Oświetlenie podręczne…
Latarkowy temat znany chyba każdemu od dawien dawna. Teraz w dobie szukania oszczędności rynek zdominowały latarki z LEDami, ale czy każde są dobre? Czy warto kupić najtańszą tylko dlatego, że ma leda? A może pomyśleć o jeszcze innych sposobach?! Kilka najciekawszych opisałem poniżej.
Latarki ręczne – chyba każdy zna z przeszłości, teraz generalnie wyparte z rąk przez czołówki. Ale ja uważam, że nie warto z nich zupełnie rezygnować pomimo wielu wad jak wielkość, waga i zajmowanie ręki. Latarki te dają często lepsze światło, mocniejsze i dalsze, a dodatkowo pozwalają w lepszych wersjach na regulację skupienia strumienia światła. Osobiście jestem fanem Mag-Lita który może już trochę przestarzały ale odmłodził swoje latarki przez stosowanie diodowych żarówek, które pozwoliły uzyskać ogromną moc i długi czas świecenia
Rys. [21] Latarki ręczne (MagLite i latarka led-owa z dynamem)
Czołówki – najbardziej znane, bo wygodne, małe i energooszczędne. A teraz nawet i coraz tańsze… Na rynku mamy wiele firm i czołówkę diodową można kupić za parę złotych, jednak są to zwykłe diody w tandetnym pudełku z kiepskiego plastyku. Od ponad 14 lat używam czołówek i to jednej firmy z kilkoma próbami wynalazków. Firma znana chyba wszystkim, a na pewno tym którzy choć trochę znają sprzęt turystyczny. Moim faworytem jest marka Petzl ponieważ robi bardzo dobre czołówki w przedziale cenowym od 60 do 600zł czyli każdy może znaleźć coś dla siebie. Osobiście używam moim zdaniem dwóch najlepszych modeli. Najlepszych bo nie są najdroższe a do moich potrzeb w 300% wystarczające. Pierwsza to najtańszy i najprostszy model Tikkina2, a drugi to Tikka XP.

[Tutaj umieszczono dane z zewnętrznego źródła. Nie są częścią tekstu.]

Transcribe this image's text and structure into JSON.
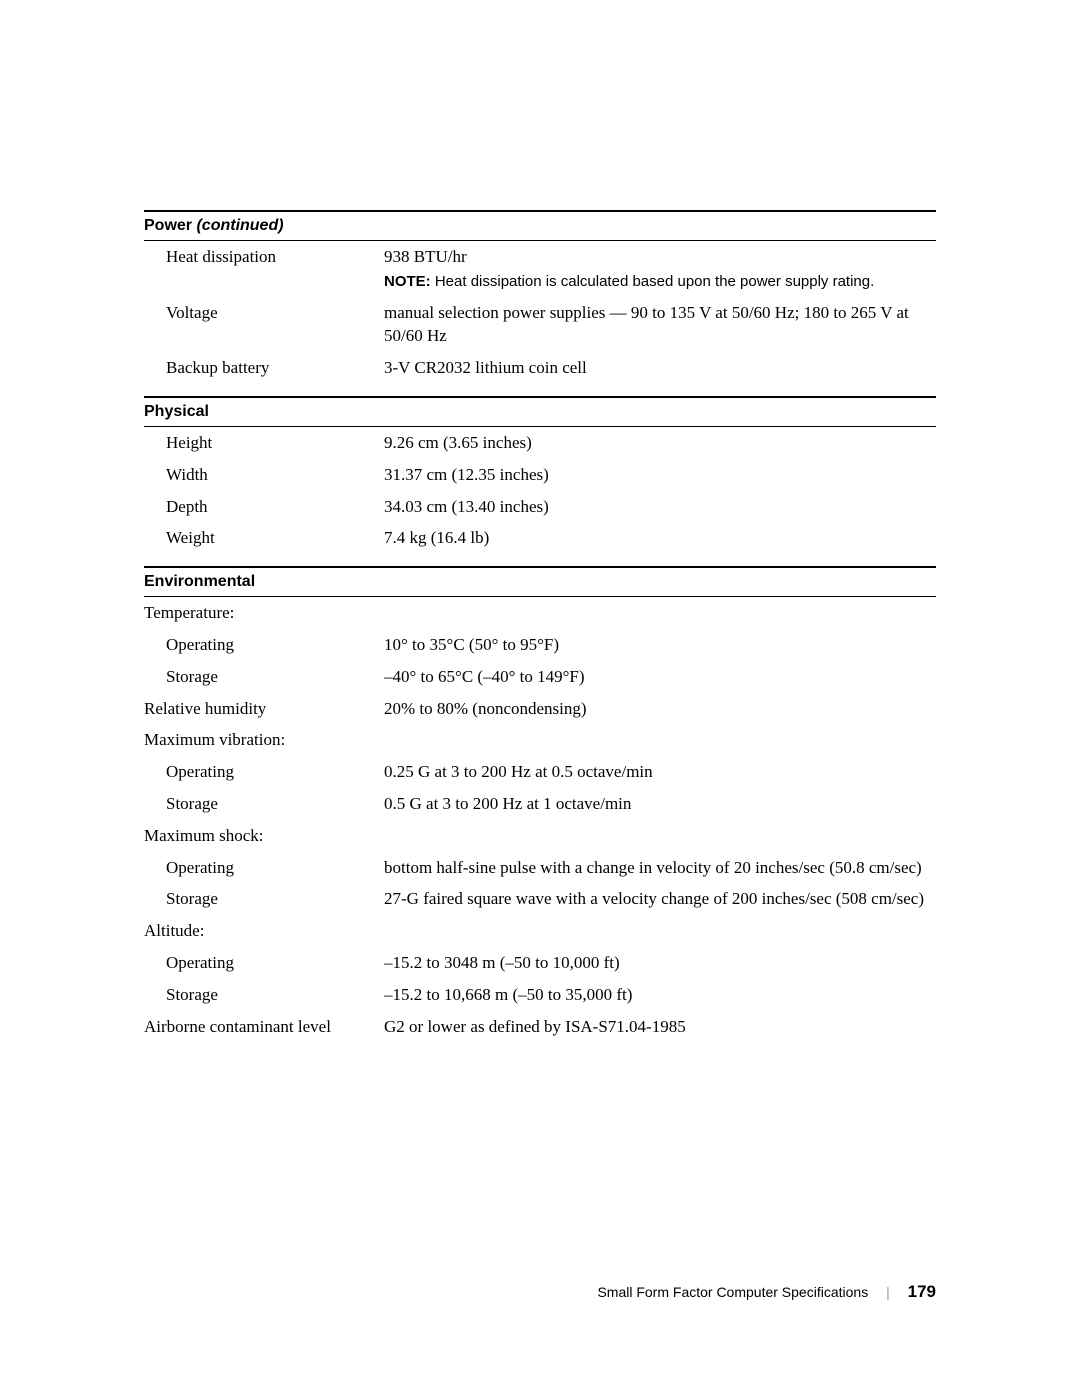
{
  "sections": {
    "power": {
      "title": "Power",
      "continued": " (continued)",
      "rows": [
        {
          "label": "Heat dissipation",
          "value": "938 BTU/hr",
          "note_label": "NOTE: ",
          "note_text": "Heat dissipation is calculated based upon the power supply rating."
        },
        {
          "label": "Voltage",
          "value": "manual selection power supplies — 90 to 135 V at 50/60 Hz; 180 to 265 V at 50/60 Hz"
        },
        {
          "label": "Backup battery",
          "value": "3-V CR2032 lithium coin cell"
        }
      ]
    },
    "physical": {
      "title": "Physical",
      "rows": [
        {
          "label": "Height",
          "value": "9.26 cm (3.65 inches)"
        },
        {
          "label": "Width",
          "value": "31.37 cm (12.35 inches)"
        },
        {
          "label": "Depth",
          "value": "34.03 cm (13.40 inches)"
        },
        {
          "label": "Weight",
          "value": "7.4 kg (16.4 lb)"
        }
      ]
    },
    "environmental": {
      "title": "Environmental",
      "temperature_header": "Temperature:",
      "temp_operating_label": "Operating",
      "temp_operating_value": "10° to 35°C (50° to 95°F)",
      "temp_storage_label": "Storage",
      "temp_storage_value": "–40° to 65°C (–40° to 149°F)",
      "humidity_label": "Relative humidity",
      "humidity_value": "20% to 80% (noncondensing)",
      "vibration_header": "Maximum vibration:",
      "vib_operating_label": "Operating",
      "vib_operating_value": "0.25 G at 3 to 200 Hz at 0.5 octave/min",
      "vib_storage_label": "Storage",
      "vib_storage_value": "0.5 G at 3 to 200 Hz at 1 octave/min",
      "shock_header": "Maximum shock:",
      "shock_operating_label": "Operating",
      "shock_operating_value": "bottom half-sine pulse with a change in velocity of 20 inches/sec (50.8 cm/sec)",
      "shock_storage_label": "Storage",
      "shock_storage_value": "27-G faired square wave with a velocity change of 200 inches/sec (508 cm/sec)",
      "altitude_header": "Altitude:",
      "alt_operating_label": "Operating",
      "alt_operating_value": "–15.2 to 3048 m (–50 to 10,000 ft)",
      "alt_storage_label": "Storage",
      "alt_storage_value": "–15.2 to 10,668 m (–50 to 35,000 ft)",
      "airborne_label": "Airborne contaminant level",
      "airborne_value": "G2 or lower as defined by ISA-S71.04-1985"
    }
  },
  "footer": {
    "title": "Small Form Factor Computer Specifications",
    "separator": "|",
    "page": "179"
  }
}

Tikkina daje piękne rozproszone światło idealne do namiotowego życia. Jej czas świecenia to ponad 100 godzin, a cena 69zł wraz z bateriami alkaicznymi w komplecie.
Rys. [22] Latarka czołowa (Tikkina2 Petzl)

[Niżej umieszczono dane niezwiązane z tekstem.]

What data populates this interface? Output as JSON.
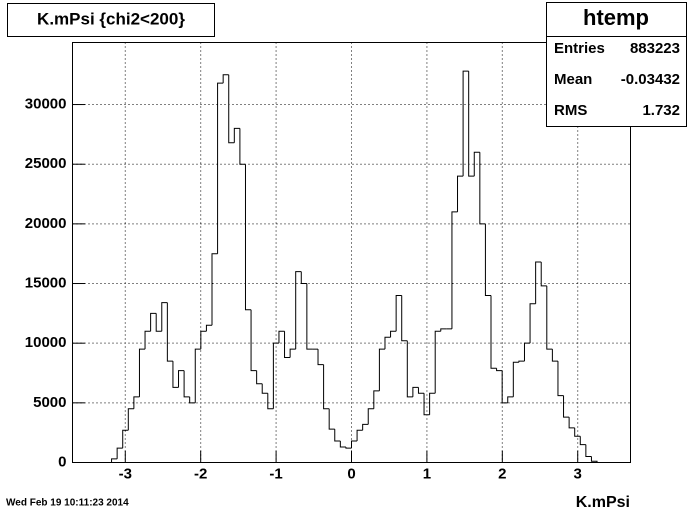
{
  "chart_data": {
    "type": "histogram",
    "title": "K.mPsi {chi2<200}",
    "x_label": "K.mPsi",
    "timestamp": "Wed Feb 19 10:11:23 2014",
    "stats": {
      "name": "htemp",
      "rows": [
        [
          "Entries",
          "883223"
        ],
        [
          "Mean",
          "-0.03432"
        ],
        [
          "RMS",
          "1.732"
        ]
      ]
    },
    "bins": [
      -3.182,
      -3.108,
      -3.034,
      -2.96,
      -2.886,
      -2.812,
      -2.738,
      -2.664,
      -2.59,
      -2.516,
      -2.442,
      -2.368,
      -2.294,
      -2.22,
      -2.146,
      -2.072,
      -1.998,
      -1.924,
      -1.85,
      -1.776,
      -1.702,
      -1.628,
      -1.554,
      -1.48,
      -1.406,
      -1.332,
      -1.258,
      -1.184,
      -1.11,
      -1.036,
      -0.962,
      -0.888,
      -0.814,
      -0.74,
      -0.666,
      -0.592,
      -0.518,
      -0.444,
      -0.37,
      -0.296,
      -0.222,
      -0.148,
      -0.074,
      0,
      0.074,
      0.148,
      0.222,
      0.296,
      0.37,
      0.444,
      0.518,
      0.592,
      0.666,
      0.74,
      0.814,
      0.888,
      0.962,
      1.036,
      1.11,
      1.184,
      1.258,
      1.332,
      1.406,
      1.48,
      1.554,
      1.628,
      1.702,
      1.776,
      1.85,
      1.924,
      1.998,
      2.072,
      2.146,
      2.22,
      2.294,
      2.368,
      2.442,
      2.516,
      2.59,
      2.664,
      2.738,
      2.812,
      2.886,
      2.96,
      3.034,
      3.108,
      3.182,
      3.256
    ],
    "values": [
      300,
      1200,
      2700,
      4500,
      5500,
      9500,
      11000,
      12500,
      11000,
      13400,
      8500,
      6300,
      7700,
      5500,
      5000,
      9500,
      11000,
      11500,
      17500,
      31800,
      32500,
      26800,
      28000,
      25000,
      12800,
      7700,
      6600,
      5800,
      4500,
      10000,
      11000,
      8800,
      9500,
      16000,
      15000,
      9500,
      9500,
      8200,
      4500,
      2800,
      1800,
      1300,
      1200,
      1800,
      2700,
      3200,
      4500,
      6000,
      9500,
      10500,
      11000,
      14000,
      10200,
      5500,
      6300,
      5800,
      4000,
      5800,
      11000,
      11200,
      11200,
      21000,
      24000,
      32800,
      24000,
      26000,
      20000,
      14000,
      7900,
      7700,
      5000,
      5500,
      8400,
      8500,
      10000,
      13300,
      16800,
      14800,
      9500,
      8500,
      5600,
      3800,
      2900,
      2200,
      1500,
      500,
      100
    ],
    "color": "#000000",
    "xlim": [
      -3.7,
      3.7
    ],
    "xticks": [
      -3,
      -2,
      -1,
      0,
      1,
      2,
      3
    ],
    "ylim": [
      0,
      35200
    ],
    "yticks": [
      0,
      5000,
      10000,
      15000,
      20000,
      25000,
      30000
    ],
    "grid": true
  }
}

Tikka XP – uniwersalna bo posiada światło skupione i rozproszone po zastosowaniu przesłony, nadal mała, czyli dobra żeby zawsze mieć ją przy sobie i długo świecąca dzięki 3 poziomą świecenia.
Rys. [23] Latarka czołowa (Tikkia XP2 Petzl)
Obok firmy Petzl można się zainteresować czołówkami Silvy, LedLensera, Black Daiimonda, Varty, czy Mactronika (ale tylko serii PRO) reszta obawiam się, że może być tańsza, ale czy dobra? A najważniejsze żeby czołówka działała wtedy kiedy będziemy jej potrzebować, a nie przy zakupie w sklepie.
Lampy namiotowe elektryczne – lampy do oświetlania namiotu choć nie tylko, są to na ogół latarki z inaczej wykonanym odbłyśnikiem, lub wręcz bez niego. Dzięki temu lampa taka daje światło rozporoszone w koło i może oświetlać wiele miejsc, ale nie przesadnie rażącym światłem. Lampki te można kupić od parunastu złotych i zapewnić sobie bezpieczne oświetlenie w namiocie przez wiele dni, ponieważ w nich też już są stosowane diody. Super latarki namiotowe mają wbudowane akumulatorki i mogą być ładowane z sieci lub gniazda zapalniczki i sterować nimi zdalnie pilotem. Jednak wtedy trzeba się liczyć z wydatkiem nawet i 200zł
Rys. [24] Lampy namiotowe elektryczne (akumulatorowa, składa i taka najprostsza nieskładana)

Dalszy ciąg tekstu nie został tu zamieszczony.